Last revised by Daniel J Bell on 25 Feb 2024

Melorheostosis, also known as Leri disease, is an uncommon mesenchymal dysplasia manifesting as regions of sclerosing bone with a characteristic dripping wax appearance (a.k.a. flowing candle wax appearance). 

Although changes occur in early childhood, age at presentation is often later, and the condition often remains occult until late adolescence or early adulthood. In only approximately half of the cases is the diagnosis made before the age of 20 2.

There is no recognized familial predisposition 3.

The condition, especially in childhood, is usually asymptomatic, being diagnosed as an incidental finding on radiographs obtained for another purpose 1,3. When melorheostosis does manifest clinically, the most common presentation is of joint contracture or pain, which are more common in adults 3.  

Melorheostosis can be either monostotic or polyostotic and tends to be monomelic. It has a predilection for long bones of the limbs, although it can be seen almost anywhere. Hands and feet are not infrequently involved whereas involvement of the axial skeleton is rare 1,2. The condition has a tendency to give a sclerotome distribution. Uncommonly, it can present with a mineralized periarticular mass.

Radiographs are considered sufficient for establishing the diagnosis.

Five patterns have been described 1:

Not infrequently features of melorheostosis, osteopathia striata and osteopoikilosis may co-exist in a so-called overlap syndrome, termed mixed sclerosing bone dysplasia. These conditions may share an underlying etiology (loss of function mutations in the LEMD3 gene) 1.

Usually, the lesions show low signal on all imaging sequences, with no enhancement.

An increase in radiotracer uptake is usually present on late phase bone scans 2.

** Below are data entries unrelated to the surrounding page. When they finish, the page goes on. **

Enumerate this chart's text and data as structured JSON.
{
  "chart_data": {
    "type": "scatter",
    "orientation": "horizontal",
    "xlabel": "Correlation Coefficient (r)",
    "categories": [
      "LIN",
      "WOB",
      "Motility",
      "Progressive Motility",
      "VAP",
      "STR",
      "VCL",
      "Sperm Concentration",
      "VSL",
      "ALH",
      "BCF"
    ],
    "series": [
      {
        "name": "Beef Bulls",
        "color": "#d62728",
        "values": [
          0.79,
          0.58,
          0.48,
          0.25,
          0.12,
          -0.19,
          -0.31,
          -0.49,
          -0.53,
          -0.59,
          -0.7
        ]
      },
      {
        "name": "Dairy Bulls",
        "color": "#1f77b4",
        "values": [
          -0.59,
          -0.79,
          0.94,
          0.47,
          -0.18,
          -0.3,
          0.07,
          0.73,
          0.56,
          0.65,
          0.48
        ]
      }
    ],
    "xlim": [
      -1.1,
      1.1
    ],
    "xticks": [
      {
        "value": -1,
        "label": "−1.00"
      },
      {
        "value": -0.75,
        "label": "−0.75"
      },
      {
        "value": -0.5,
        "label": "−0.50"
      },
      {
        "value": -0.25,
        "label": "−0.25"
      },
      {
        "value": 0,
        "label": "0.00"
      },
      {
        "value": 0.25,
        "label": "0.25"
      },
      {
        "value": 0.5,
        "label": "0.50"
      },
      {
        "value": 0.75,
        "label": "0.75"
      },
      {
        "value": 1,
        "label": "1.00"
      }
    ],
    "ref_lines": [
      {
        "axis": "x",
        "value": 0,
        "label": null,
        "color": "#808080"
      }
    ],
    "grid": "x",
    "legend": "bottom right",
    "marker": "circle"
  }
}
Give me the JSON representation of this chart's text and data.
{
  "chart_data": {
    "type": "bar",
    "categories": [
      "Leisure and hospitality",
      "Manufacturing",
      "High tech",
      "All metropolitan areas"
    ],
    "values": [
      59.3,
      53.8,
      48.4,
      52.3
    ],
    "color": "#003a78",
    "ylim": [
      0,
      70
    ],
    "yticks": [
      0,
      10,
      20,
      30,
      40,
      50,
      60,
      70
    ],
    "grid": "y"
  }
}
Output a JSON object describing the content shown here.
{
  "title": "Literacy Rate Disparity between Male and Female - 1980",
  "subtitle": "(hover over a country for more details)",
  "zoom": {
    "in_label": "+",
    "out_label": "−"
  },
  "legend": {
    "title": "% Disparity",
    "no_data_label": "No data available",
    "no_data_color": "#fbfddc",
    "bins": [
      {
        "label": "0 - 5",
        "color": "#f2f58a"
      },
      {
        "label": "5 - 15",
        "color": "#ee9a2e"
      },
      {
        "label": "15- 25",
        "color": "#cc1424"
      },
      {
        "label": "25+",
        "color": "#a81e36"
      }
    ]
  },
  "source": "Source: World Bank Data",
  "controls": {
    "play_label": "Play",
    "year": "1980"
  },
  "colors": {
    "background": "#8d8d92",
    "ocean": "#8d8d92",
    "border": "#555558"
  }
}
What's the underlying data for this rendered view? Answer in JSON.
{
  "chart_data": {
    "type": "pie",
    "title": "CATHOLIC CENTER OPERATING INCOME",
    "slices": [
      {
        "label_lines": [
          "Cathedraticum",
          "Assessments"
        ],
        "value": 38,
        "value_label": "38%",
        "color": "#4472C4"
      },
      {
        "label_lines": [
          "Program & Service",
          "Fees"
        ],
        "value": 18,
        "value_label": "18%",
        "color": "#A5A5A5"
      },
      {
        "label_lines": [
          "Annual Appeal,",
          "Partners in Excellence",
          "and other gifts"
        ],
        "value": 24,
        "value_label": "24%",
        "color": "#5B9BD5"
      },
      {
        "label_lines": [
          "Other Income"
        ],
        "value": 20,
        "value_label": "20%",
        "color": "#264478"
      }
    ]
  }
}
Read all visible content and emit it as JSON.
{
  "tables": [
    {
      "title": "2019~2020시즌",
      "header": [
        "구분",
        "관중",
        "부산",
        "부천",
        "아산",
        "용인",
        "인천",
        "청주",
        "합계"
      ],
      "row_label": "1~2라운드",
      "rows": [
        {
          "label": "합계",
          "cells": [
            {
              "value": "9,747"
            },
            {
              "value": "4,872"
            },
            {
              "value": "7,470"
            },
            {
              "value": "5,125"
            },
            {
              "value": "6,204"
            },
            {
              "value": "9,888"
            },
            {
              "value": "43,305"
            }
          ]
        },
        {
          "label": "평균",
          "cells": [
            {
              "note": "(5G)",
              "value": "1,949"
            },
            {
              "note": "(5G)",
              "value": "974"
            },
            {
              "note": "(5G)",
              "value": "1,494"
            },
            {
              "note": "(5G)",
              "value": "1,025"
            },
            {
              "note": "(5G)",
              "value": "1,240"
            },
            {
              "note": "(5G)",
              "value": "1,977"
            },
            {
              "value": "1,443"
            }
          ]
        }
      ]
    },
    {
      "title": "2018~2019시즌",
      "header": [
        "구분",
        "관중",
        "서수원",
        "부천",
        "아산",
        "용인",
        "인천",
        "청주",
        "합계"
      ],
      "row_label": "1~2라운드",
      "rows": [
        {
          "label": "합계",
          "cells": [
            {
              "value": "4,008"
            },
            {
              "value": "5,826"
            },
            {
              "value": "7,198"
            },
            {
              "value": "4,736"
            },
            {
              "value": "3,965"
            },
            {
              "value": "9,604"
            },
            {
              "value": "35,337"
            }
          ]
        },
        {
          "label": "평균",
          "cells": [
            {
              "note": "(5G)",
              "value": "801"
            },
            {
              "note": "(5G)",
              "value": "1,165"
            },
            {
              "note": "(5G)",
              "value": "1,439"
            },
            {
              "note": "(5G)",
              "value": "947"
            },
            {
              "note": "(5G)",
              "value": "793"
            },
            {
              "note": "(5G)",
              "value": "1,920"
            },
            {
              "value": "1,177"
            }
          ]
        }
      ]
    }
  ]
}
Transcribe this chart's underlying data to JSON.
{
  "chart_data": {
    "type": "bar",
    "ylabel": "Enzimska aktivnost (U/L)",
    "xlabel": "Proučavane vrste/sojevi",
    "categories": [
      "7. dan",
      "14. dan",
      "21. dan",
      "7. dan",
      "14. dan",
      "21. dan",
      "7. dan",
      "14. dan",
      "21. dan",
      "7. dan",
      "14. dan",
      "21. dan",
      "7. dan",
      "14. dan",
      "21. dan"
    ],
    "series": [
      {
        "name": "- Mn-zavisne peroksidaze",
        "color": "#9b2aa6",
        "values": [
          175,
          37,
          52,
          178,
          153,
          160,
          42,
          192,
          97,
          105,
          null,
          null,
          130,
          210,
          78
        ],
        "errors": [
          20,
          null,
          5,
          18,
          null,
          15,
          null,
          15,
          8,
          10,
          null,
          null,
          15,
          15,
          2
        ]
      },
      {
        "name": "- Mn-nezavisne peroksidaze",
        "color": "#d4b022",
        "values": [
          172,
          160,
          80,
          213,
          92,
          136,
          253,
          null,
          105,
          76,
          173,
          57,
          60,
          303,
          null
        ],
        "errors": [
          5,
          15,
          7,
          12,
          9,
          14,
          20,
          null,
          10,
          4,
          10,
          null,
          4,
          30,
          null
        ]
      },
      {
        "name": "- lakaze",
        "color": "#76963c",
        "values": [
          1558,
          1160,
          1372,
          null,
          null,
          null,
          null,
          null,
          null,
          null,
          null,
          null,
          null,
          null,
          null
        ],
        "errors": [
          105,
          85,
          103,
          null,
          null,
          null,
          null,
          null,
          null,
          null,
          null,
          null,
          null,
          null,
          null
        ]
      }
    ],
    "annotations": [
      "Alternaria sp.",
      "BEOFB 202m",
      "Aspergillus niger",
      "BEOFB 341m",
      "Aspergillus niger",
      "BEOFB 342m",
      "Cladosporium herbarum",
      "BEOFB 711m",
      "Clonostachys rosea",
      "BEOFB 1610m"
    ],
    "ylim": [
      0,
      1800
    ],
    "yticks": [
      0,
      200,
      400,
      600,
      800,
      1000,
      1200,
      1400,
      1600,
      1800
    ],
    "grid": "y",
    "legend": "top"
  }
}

The disease is of variable severity, but in general follows a chronic progressive course in adults and a faster course in children, occasionally resulting in substantial disability from contractures or deformity.

Conservative management is often unrewarding, and in severe cases, surgical intervention may be required, including tendon release, osteotomies and even amputation 1-3

The condition was first written up in the literature by the French neurologist Andre Leri (1875-1930) 7 and J Joanny in 1922 6.

The name is derived from the Ancient Greek words for limb (melos) and flow (rhe), due to its characteristic appearance of flowing hyperostosis 1,3.